Dr John McCarthy of Flinders University, said the area to the north of the Northern Territory coast contains the widest part of the continental shelf, in an area with special importance as it lay between Australia and New Guinea at the time of first peopling of the continent when these two landmasses were connected into a single landmass known as Sahul.

“We concluded that submerged landscapes around Darwin and Bynoe Harbours provide varied and partially sheltered environments with maximum availability of facilities to support fieldwork. More remote areas attractive for prospection include the Tiwi Islands, the Wessel Islands and within the Gulf of Carpentaria, Groote Eylandt and the Sir Edward Pellew Islands, where the focused energy of currents and tides may provide windows of opportunity through erosion of sediments.”

“Our Northern Territory study has highlighted a blind spot in marine management in this country. Submerged archaeological landscapes have not been included in nationally-coordinated studies on marine biology and shipwreck heritage. With this study we provide a template for state-level baseline studies to extend the search for submerged landscapes nationally.”
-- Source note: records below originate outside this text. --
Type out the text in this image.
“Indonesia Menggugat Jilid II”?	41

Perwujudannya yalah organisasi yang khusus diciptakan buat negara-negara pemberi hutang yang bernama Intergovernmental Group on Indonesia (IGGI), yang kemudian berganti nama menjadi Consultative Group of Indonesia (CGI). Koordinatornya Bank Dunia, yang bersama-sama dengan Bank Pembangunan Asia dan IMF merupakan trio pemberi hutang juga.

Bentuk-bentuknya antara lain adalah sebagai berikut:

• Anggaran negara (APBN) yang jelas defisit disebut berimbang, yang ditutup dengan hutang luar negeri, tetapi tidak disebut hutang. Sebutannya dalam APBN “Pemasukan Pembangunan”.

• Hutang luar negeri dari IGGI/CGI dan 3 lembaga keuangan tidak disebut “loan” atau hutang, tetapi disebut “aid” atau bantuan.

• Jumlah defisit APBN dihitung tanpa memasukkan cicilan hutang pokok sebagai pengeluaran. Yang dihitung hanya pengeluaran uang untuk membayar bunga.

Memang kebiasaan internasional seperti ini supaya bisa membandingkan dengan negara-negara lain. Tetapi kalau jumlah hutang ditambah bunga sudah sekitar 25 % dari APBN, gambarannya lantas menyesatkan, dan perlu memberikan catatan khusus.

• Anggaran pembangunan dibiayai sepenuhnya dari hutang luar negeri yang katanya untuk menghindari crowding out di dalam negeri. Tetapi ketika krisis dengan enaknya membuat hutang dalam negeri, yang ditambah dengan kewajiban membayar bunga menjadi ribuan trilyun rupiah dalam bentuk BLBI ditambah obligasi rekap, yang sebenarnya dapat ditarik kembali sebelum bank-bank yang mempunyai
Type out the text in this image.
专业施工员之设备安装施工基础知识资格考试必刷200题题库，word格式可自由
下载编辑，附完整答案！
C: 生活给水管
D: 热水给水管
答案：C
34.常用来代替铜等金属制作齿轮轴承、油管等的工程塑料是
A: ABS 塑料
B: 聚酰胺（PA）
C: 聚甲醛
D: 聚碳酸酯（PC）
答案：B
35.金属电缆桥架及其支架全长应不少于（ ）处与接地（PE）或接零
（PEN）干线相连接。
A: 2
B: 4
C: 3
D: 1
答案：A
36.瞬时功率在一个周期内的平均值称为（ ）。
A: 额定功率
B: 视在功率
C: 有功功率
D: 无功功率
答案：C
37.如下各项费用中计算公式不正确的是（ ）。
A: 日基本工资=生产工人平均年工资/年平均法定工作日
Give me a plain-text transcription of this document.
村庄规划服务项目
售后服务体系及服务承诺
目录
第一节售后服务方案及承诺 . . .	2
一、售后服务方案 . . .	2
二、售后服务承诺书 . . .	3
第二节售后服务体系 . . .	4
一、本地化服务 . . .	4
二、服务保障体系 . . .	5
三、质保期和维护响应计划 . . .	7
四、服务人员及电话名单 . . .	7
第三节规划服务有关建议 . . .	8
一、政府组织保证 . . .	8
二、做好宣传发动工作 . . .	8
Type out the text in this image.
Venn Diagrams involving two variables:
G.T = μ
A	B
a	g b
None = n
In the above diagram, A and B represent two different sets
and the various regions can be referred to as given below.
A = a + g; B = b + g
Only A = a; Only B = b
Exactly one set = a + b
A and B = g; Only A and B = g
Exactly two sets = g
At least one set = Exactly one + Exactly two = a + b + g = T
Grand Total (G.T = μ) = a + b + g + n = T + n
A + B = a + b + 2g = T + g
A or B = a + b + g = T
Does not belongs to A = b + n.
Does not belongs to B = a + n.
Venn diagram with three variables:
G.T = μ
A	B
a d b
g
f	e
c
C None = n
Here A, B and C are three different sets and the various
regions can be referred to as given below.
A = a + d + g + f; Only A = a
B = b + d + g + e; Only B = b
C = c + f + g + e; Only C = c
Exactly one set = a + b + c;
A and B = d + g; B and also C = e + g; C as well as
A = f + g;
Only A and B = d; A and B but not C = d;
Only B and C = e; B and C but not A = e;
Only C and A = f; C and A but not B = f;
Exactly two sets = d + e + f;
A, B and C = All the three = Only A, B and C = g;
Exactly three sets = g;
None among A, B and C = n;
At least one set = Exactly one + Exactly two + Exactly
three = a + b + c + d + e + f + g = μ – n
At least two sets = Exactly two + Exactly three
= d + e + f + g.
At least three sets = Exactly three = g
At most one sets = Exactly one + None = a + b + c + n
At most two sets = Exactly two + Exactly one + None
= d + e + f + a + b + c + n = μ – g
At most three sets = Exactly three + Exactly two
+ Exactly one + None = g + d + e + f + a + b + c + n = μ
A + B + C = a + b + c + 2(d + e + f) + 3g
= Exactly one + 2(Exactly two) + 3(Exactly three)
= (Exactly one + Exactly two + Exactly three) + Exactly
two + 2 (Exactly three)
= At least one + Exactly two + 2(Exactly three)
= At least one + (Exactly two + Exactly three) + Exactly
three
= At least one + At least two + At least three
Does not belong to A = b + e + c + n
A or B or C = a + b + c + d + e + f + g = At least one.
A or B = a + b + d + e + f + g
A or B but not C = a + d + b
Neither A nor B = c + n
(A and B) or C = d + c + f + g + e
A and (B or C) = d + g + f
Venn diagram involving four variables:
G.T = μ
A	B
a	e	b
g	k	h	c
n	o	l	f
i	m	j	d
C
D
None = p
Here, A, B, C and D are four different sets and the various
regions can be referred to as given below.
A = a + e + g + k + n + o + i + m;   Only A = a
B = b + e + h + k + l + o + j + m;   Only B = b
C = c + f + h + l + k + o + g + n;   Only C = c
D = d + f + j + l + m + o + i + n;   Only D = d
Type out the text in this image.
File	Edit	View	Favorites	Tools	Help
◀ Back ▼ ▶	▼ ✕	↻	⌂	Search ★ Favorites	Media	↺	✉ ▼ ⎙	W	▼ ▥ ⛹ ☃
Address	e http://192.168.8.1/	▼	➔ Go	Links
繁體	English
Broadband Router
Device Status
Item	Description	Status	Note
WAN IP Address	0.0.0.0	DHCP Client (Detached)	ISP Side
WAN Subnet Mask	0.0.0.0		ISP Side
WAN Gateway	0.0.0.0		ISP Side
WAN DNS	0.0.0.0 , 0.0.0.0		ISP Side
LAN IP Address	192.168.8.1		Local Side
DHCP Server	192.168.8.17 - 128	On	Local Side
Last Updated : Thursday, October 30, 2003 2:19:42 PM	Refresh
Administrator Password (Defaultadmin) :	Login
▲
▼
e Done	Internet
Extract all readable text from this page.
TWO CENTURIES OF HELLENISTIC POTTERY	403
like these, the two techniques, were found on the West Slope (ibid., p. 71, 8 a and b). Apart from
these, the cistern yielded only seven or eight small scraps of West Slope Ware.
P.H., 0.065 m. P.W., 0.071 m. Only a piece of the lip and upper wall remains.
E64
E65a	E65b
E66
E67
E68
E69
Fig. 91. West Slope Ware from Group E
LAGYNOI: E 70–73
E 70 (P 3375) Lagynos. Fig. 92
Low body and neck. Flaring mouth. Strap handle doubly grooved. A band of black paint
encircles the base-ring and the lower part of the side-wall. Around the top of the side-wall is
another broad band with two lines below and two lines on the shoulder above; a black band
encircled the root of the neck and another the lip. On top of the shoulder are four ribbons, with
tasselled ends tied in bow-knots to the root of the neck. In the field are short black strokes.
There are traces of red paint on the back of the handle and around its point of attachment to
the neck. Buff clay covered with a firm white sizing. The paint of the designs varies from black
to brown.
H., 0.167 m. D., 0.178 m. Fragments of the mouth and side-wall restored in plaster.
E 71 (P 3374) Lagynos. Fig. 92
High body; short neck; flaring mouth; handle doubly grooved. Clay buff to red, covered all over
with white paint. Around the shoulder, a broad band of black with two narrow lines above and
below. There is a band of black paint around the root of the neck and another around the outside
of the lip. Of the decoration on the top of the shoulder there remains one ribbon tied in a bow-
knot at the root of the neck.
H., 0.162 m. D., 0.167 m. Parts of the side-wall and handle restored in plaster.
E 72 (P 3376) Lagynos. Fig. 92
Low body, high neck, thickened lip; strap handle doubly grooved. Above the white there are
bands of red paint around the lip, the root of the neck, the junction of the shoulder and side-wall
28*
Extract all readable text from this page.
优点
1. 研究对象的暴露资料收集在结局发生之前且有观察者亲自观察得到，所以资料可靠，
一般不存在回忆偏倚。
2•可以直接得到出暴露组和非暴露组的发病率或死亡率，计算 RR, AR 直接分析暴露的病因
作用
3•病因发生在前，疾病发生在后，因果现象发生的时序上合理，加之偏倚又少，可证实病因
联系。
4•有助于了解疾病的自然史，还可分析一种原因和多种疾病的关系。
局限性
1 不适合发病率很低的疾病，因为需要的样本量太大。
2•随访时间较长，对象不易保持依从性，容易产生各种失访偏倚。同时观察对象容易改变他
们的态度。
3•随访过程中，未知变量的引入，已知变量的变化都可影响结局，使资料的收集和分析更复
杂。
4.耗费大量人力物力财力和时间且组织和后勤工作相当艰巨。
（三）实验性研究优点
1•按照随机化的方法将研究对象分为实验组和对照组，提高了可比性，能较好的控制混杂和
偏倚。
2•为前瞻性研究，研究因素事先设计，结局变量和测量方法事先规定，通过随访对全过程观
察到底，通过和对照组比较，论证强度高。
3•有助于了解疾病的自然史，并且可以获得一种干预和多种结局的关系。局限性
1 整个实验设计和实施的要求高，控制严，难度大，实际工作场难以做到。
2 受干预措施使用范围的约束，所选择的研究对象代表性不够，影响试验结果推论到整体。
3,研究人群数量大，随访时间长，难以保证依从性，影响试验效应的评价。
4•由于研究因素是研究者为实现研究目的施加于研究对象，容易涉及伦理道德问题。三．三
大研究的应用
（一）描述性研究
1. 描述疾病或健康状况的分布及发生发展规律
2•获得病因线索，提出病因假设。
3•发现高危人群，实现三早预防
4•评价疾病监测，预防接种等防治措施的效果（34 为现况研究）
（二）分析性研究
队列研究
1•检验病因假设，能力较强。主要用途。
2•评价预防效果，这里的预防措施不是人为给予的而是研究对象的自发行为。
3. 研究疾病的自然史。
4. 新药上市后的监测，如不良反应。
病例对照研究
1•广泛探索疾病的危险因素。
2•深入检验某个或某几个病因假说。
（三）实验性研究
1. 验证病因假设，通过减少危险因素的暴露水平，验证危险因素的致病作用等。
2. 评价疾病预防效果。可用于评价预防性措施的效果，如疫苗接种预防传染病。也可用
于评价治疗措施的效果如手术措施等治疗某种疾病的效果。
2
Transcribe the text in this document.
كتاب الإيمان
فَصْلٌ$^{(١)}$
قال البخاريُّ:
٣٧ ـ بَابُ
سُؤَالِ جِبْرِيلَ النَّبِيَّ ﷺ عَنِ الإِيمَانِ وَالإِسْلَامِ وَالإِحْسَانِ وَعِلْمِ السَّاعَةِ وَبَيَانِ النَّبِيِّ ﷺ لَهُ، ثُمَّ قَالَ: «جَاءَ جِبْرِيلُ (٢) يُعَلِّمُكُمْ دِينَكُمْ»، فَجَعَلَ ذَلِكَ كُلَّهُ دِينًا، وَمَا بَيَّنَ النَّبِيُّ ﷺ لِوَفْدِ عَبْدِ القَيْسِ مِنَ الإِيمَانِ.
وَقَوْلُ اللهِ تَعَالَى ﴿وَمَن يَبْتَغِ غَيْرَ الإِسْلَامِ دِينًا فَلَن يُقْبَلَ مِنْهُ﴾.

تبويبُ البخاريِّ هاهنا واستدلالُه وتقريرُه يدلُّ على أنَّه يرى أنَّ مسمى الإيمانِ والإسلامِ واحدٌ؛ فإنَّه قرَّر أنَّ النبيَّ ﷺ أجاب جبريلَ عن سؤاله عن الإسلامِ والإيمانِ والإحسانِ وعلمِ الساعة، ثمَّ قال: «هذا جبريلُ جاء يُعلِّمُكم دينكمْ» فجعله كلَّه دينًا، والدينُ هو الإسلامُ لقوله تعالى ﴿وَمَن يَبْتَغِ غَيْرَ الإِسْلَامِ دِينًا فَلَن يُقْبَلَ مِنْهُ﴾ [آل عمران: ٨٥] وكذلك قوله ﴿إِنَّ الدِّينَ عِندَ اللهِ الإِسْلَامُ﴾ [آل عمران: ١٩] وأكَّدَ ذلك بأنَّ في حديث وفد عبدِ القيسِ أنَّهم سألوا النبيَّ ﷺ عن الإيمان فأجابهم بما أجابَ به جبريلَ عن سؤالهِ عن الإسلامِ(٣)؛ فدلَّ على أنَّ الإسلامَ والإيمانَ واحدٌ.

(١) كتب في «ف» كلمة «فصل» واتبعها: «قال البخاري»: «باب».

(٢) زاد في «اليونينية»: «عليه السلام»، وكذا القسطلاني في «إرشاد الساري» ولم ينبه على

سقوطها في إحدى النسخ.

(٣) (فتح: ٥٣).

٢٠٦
Scientists estimate there were 2 million sq km more coastal plain during the last Ice Age compared with today, and the larger coastal lands now forming Australia’s underwater continental shelf are expected to hold many significant archaeological sites.

The submerged cultural landscapes represent what is known today as Sea Country to many Indigenous Australians, who have a deep cultural, spiritual and historical connection to these underwater environments.

Murujuga Aboriginal Corporation CEO Peter Jeffries said the surveys provide further weight to the importance of ensuring the community can add to the story of Aboriginal people in the Pilbara, and around Australia.

“It has confirmed our beliefs and stories about country, and helps explain where and how our people lived, and why they moved.

“Interestingly, the inscriptions and rock art depicting sea animals right on, or near, water now – would have been coastal living areas that was previously dry ground and safe for sleeping on. These areas are now right on the waters edges, or underwater, and non-habitable” said Jeffries.

“For Australia and the world this is a fantastic find for us all to celebrate. We look forward to further investigations and research on our sea country and expect to find many more artifact despoits – in particular if our stories are anything to go by” he added.